We modified Leiden to store within the dendrogram results that included sufficient detail to be able to return a deterministic flattening, thus giving us consistent results.
Please retest with the latest 24.06 code (either from source or the nightly builds). If you have any further issues, open a new issue and let us know.
@ChuckHastings, thank you for working on this! I've just tested with version 24.06.00a43
. The issue is resolved completely when the adjacency matrix is float64
, but there is still some variability, although much less, when it's float32
and the graph is large (75,000 nodes). I'm attaching the zipped npz file of the adjacency matrix. Here are the results I'm getting from 10 runs, as before:
Min. modularity (float32): 0.8989160060882568
Mean modularity (float32): 0.8994227409362793
Max. modularity (float32): 0.9014488458633423
Min. partition count (float32): 67
Max. partition count (float32): 68
[[1.0000000000 1.0000000000 0.8200713715 1.0000000000 1.0000000000 1.0000000000 0.8200713715 1.0000000000 1.0000000000]
[ nan 1.0000000000 0.8200713715 1.0000000000 1.0000000000 1.0000000000 0.8200713715 1.0000000000 1.0000000000]
[ nan nan 0.8200713715 1.0000000000 1.0000000000 1.0000000000 0.8200713715 1.0000000000 1.0000000000]
[ nan nan nan 0.8200713715 0.8200713715 0.8200713715 1.0000000000 0.8200713715 0.8200713715]
[ nan nan nan nan 1.0000000000 1.0000000000 0.8200713715 1.0000000000 1.0000000000]
[ nan nan nan nan nan 1.0000000000 0.8200713715 1.0000000000 1.0000000000]
[ nan nan nan nan nan nan 0.8200713715 1.0000000000 1.0000000000]

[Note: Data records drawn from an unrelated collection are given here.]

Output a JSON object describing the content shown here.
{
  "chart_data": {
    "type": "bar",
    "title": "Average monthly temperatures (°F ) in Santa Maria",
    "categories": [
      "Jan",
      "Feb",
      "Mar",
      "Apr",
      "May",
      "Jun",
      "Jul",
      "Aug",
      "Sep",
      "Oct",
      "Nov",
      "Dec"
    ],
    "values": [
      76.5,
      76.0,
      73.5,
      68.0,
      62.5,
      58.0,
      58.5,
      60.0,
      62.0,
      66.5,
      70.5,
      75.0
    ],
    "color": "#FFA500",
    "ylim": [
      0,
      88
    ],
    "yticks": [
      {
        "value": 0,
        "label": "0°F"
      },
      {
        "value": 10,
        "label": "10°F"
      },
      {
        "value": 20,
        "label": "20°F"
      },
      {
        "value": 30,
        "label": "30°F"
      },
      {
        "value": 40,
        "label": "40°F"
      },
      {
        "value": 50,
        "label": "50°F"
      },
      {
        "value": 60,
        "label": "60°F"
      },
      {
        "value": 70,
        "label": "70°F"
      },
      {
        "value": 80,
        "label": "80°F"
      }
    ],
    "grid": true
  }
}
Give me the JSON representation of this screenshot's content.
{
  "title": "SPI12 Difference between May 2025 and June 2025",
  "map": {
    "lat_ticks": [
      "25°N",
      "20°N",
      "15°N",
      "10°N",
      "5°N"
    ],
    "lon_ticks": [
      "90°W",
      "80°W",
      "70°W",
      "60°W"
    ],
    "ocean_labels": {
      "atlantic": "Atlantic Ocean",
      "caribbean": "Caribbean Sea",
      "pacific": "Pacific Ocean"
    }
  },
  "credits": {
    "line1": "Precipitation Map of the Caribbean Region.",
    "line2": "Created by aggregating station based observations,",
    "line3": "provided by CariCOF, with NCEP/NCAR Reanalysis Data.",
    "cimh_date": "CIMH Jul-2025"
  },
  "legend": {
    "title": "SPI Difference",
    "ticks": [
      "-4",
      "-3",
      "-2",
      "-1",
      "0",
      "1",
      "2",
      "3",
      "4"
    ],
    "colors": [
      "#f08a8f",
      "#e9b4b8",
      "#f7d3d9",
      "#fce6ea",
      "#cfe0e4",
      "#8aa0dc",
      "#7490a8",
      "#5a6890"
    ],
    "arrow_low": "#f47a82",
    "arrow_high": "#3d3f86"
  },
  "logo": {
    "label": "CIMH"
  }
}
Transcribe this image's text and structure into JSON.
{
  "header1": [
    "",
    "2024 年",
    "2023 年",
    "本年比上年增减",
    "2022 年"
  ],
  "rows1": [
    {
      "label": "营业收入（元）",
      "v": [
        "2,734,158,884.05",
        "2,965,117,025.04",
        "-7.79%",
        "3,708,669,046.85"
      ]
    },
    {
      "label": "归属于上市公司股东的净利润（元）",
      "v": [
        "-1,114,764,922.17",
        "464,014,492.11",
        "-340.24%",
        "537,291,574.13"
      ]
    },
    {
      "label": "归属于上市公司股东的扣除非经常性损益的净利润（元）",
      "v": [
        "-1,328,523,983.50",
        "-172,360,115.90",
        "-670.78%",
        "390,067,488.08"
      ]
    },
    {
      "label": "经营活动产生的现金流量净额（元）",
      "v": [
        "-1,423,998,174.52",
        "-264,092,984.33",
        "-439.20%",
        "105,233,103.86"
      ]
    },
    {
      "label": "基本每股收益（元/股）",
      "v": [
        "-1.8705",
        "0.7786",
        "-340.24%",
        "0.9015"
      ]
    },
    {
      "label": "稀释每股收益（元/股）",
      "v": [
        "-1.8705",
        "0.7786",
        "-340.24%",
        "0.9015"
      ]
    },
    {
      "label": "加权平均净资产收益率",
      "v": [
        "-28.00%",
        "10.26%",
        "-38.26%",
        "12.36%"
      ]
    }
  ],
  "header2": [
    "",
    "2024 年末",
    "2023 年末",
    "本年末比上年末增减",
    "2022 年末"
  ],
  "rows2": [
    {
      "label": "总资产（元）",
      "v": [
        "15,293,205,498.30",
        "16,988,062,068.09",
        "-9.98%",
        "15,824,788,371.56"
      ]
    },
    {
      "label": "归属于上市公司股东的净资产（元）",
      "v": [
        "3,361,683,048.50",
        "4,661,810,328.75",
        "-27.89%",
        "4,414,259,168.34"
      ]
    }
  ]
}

[ nan nan nan nan nan nan nan 0.8200713715 0.8200713715]
[ nan nan nan nan nan nan nan nan 1.0000000000]]
Min. adjusted Rand index (float32): 0.8200713715385887
Mean adjusted Rand index (float32): 0.9360253765470538
Max. adjusted Rand index (float32): 1.0
Since this is probably a different problem than the dendrogram flattening that you fixed, should I open a new issue? Or can you reopen this one?
I create a new issue for you with your comment above. We will investigate there, since - as you suggest - it's likely a different problem with similar symptoms.